34Une comparaison entre Ali Biçnin et les autres rebelles cherchant une promotion, comme Abaza Mehmet, souligne l'importance, pour le succès d'une telle entreprise, d'être lié aux patrons qui faisaient partie de l'administration centrale de l'Etat (Barkey, 1994 : 223-226). Faute des liens nécessaires, Ali Biçnin était voué à l'échec. Autrement dit, il semble que le kapıde Biçnin, qui fonctionnait bien dans la province en lui assurant le pouvoir dont il avait besoin pour réussir localement, n'était pas en relation, au centre de l'Empire avec des personnages suffisamment importants pour assurer son intégration au niveau impérial. Boyer, qui pense que Biçnin était motivé par des raisons politiques, croit qu'il voulait

« sinon à rompre avec Constantinople, tout au moins à distendre les liens » (Boyer, 1974 :23).
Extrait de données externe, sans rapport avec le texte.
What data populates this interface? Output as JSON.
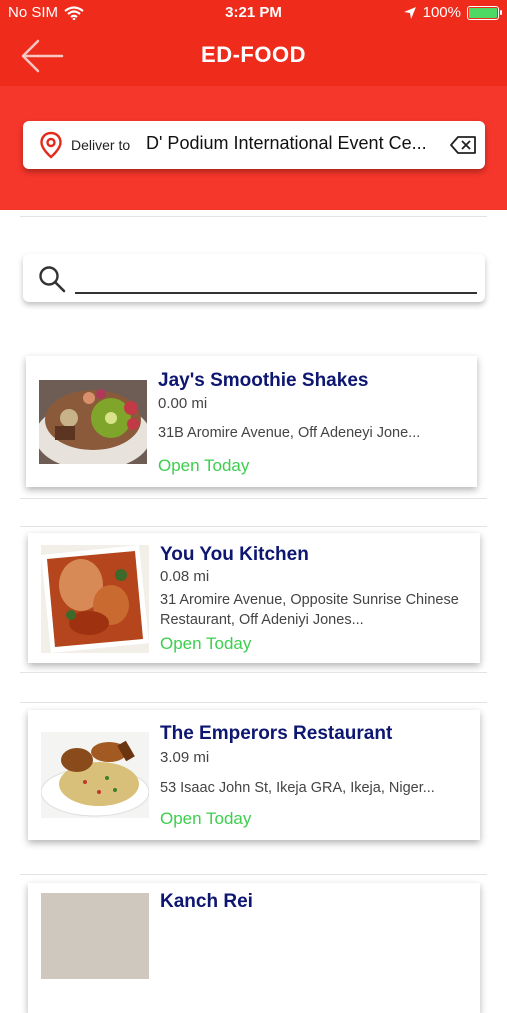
{
  "status_bar": {
    "carrier": "No SIM",
    "time": "3:21 PM",
    "battery_percent": "100%",
    "icons": [
      "wifi-icon",
      "location-arrow-icon",
      "battery-icon"
    ]
  },
  "nav": {
    "title": "ED-FOOD",
    "back_icon": "arrow-left-icon"
  },
  "delivery": {
    "label": "Deliver to",
    "address": "D' Podium International Event Ce...",
    "pin_icon": "map-pin-icon",
    "clear_icon": "backspace-icon"
  },
  "search": {
    "value": "",
    "placeholder": "",
    "icon": "search-icon"
  },
  "restaurants": [
    {
      "name": "Jay's Smoothie Shakes",
      "distance": "0.00 mi",
      "address": "31B Aromire Avenue, Off Adeneyi Jone...",
      "status": "Open Today"
    },
    {
      "name": "You You Kitchen",
      "distance": "0.08 mi",
      "address": "31 Aromire Avenue, Opposite Sunrise Chinese Restaurant, Off Adeniyi Jones...",
      "status": "Open Today"
    },
    {
      "name": "The Emperors Restaurant",
      "distance": "3.09 mi",
      "address": "53 Isaac John St, Ikeja GRA, Ikeja, Niger...",
      "status": "Open Today"
    },
    {
      "name": "Kanch Rei",
      "distance": "",
      "address": "",
      "status": ""
    }
  ],
  "colors": {
    "header_red": "#ef2b1b",
    "band_red": "#f5362b",
    "name_navy": "#0d1670",
    "open_green": "#3ccf4e"
  }
}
35Or, à la lumière des développements dans la capitale, le comportement d'Ali Biçnin semble signifier qu'au contraire il cherchait un haut poste dans le gouvernement de l'Empire. Tout comme dans le cas d'Abaza Mehmet pour lequel

« il n'y eut aucun essai de cession de l'Empire ; il y avait plutôt plusieurs tentatives de créer de meilleures positions pour le chef des bandits lui-même » (Barkey, 1994 : 225)

La « révolution » des Aghas

36Les problèmes causés par la décentralisation de l'Empire jusqu'en 1656, quand Kôpriilu Mehmet Pacha devint Grand Vizir, s'étaient fait sentir dans des régions diverses de l'Empire. En 1659, le gouverneur d'Algérie, Ibrahim Pacha fut informé de l'arrivée d'Istanbul de son successeur, Ali Pacha. Pour garder son trésor personnel, il avait envoyé deux cent mille kuru, à Istanbul.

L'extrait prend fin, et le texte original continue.